Em 2021, entretanto, os clivensi tiveram destaque nos noticiários por motivos que de teor nada positivo. Em julho, o Chievo foi banido da Serie B pela federação por um grande acúmulo de débitos tributários que não foram sanados, em um contexto de crise financeira agravada pela pandemia de covid-19, e acabou sendo excluído das competições profissionais. Nenhum investidor reassumiu a gestão a tempo de o time ser inscrito em qualquer divisão em 2021-22 e o resultado foi o fechamento das portas do clube. Ou não, visto que Campedelli mantém o setor juvenil dos gialloblù em funcionamento, mesmo sem a expectativa de inscrevê-lo em outra categoria.
Ao mesmo tempo, um dos maiores protagonistas da agremiação de Verona busca um outro caminho. Sergio Pellissier, jogador que mais vezes vestiu a camisa gialloblù e que se consolidou como maior ídolo da história da torcida, obteve permissão para filiar um novo clube na Federação Italiana de Futebol (FIGC). O FC Chievo 1929 pretende recomeçar na nona divisão e pleiteará o legado esportivo do time vêneto, retomando a sua história. O imbróglio, recém-iniciado, pode acabar numa batalha judicial entre o ídolo e o presidente Campedelli ou até numa reunião da dupla, já que não há vilões neste roteiro.
Em 1992, Campedelli se tornou o mais jovem presidente de um time profissional da Itália (Ansa)
Para dimensionar o tamanho do feito da administração de Campedelli, que foi muito além do débito não sanado, é necessário mencionar que o Chievo nasceu como um clube de pequeno porte, oriundo do distrito de mesmo nome em Verona. O bairro fica na margem direita do rio Adige e tem como maiores pontos de referência a barragem e a sua ponte – que fizeram o time ser apelidado de Squadra della Diga ou, em português, “equipe da represa”.
A comunidade tem cerca de 5 mil habitantes, mas já teve muito menos. Em 2001, quando os gialloblù subiram para a Serie A pela primeira vez, o território contava com aproximadamente 2,5 mil moradores e, mesmo assim, os clivensi conseguiram um feito impressionante: a venda de 4,6 mil carnês de ingressos para a torcida, uma quantidade quase duas vezes maior do que o total da população da localidade.
Estamos falando, na prática, de um time de várzea, que foi fundado em 1929 por um grupo de trabalhadores apaixonados por futebol e tinha como espécie de sede improvisada o Bar Pantalona, onde jogadores e a pequena torcida costumavam se encontrar após as partidas. O clube passou por problemas financeiros em vários momentos de sua história e atuou muitas vezes em quadras de terra batida e com muitos buracos nos arredores do bairro de Bionde. A partir de 1957, passou a mandar os seus compromissos no Carlantonio Bottagisio, um campo paroquial de subúrbio erguido no próprio distrito de Chievo. Em 1966, a praça esportiva sofreu uma inundação e foi reconstruída com a ajuda dos próprios moradores.

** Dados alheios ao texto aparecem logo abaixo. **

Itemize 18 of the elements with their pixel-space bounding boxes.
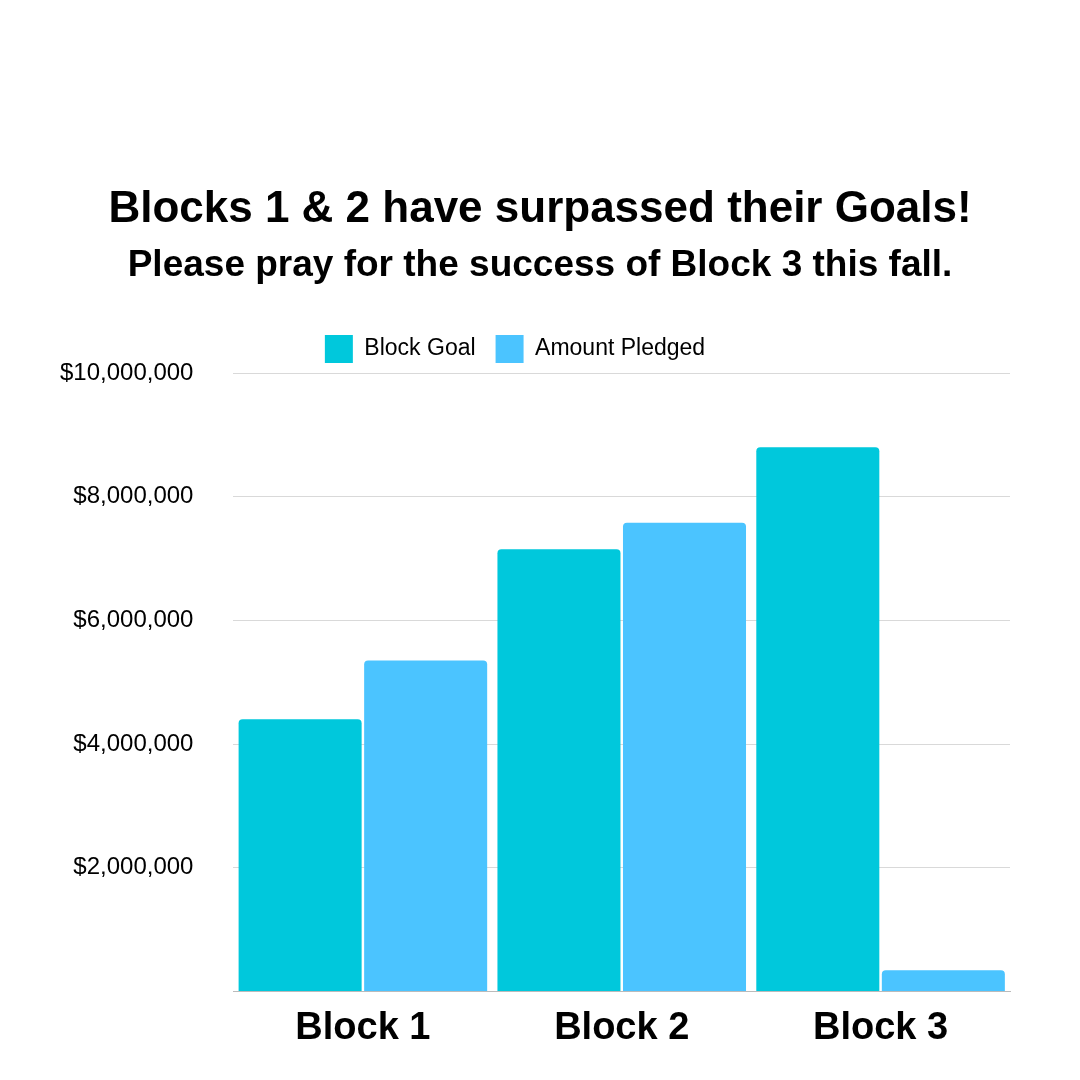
- x-tick-label: Block 2: [554, 1004, 690, 1047]
- bar: [756, 447, 880, 991]
- legend-label: Block Goal: [364, 334, 476, 361]
- y-tick-label: $4,000,000: [73, 728, 194, 756]
- x-tick-label: Block 1: [295, 1004, 431, 1047]
- bar: [881, 970, 1005, 991]
- bar: [622, 522, 747, 991]
- bar: [238, 719, 362, 991]
- chart-subtitle: Please pray for the success of Block 3 this fall.: [126, 243, 954, 285]
- chart-title: Blocks 1 & 2 have surpassed their Goals!: [107, 182, 973, 232]
- x-tick-label: Block 3: [812, 1004, 949, 1047]
- legend-label: Amount Pledged: [535, 334, 706, 361]
- bar: [497, 549, 621, 991]
- y-tick-label: $6,000,000: [73, 604, 194, 632]
- y-tick-label: $2,000,000: [73, 852, 194, 880]
- bar: [364, 660, 488, 991]
- y-tick-label: $10,000,000: [60, 357, 194, 385]
- y-tick-label: $8,000,000: [73, 481, 194, 509]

É esse o contexto histórico do Céo – apelido do clube em vêneto. O Chievo avançou de forma singular do futebol amador para o profissional, das ligas regionais para as nacionais e pode medir forças com os gigantes da Serie A após 2001, depois de ter passado pelos mais complicados desafios.
Um deles foi a fundação em pleno regime fascista, quando estava instituída a Opera Nazionale Dopolavoro (OND), uma iniciativa cujo nome pode ser traduzido como “Organização Nacional de Recreação Pós-Trabalho”. Moldado à semelhança dos clubes de associações de classe ou de funcionários de empresas, o órgão do governo de Benito Mussolini tinha a função de promover o desenvolvimento físico e moral dos italianos através de práticas recreativas e esportivas após os expedientes, com um conteúdo explicitamente político de controle do tempo livre dos trabalhadores, no intuito de dificultar organizações grevistas e demais atividades de oposição ao regime. Mesmo uma agremiação bairrista, como o Chievo, teve de se submeter aos tentáculos fascistas e lhe foi imposta a denominação OND Chievo, acatada obrigatoriamente pelos fundadores Severino Dal Pozzo e Antonio Recchia.
Pouco tempo depois, em 1936, o clube faliu e precisou encerrar suas atividades, sendo refundado somente após a II Guerra Mundial, em 1948, como Associazione Calcio Chievo, sem nem mesmo ter onde jogar. Às pressas, o presidente Alessandro Recchia adquiriu, com apoio de simpatizantes, um terreno próximo à linha férrea de Brennero (o mais barato, segundo o próprio gestor) e colocou o time para atuar ali, usando como vestiário uma taverna próxima ao campo. Até os anos 1970, a agremiação disputou apenas campeonatos regionais e teve a participação nas ligas nacionais (séries A, B, C e D) como um sonho muito distante.
Festa em 2001: nos vestiários, Campedelli e Delneri celebram o inédito acesso do Céo à Serie A (Allsport)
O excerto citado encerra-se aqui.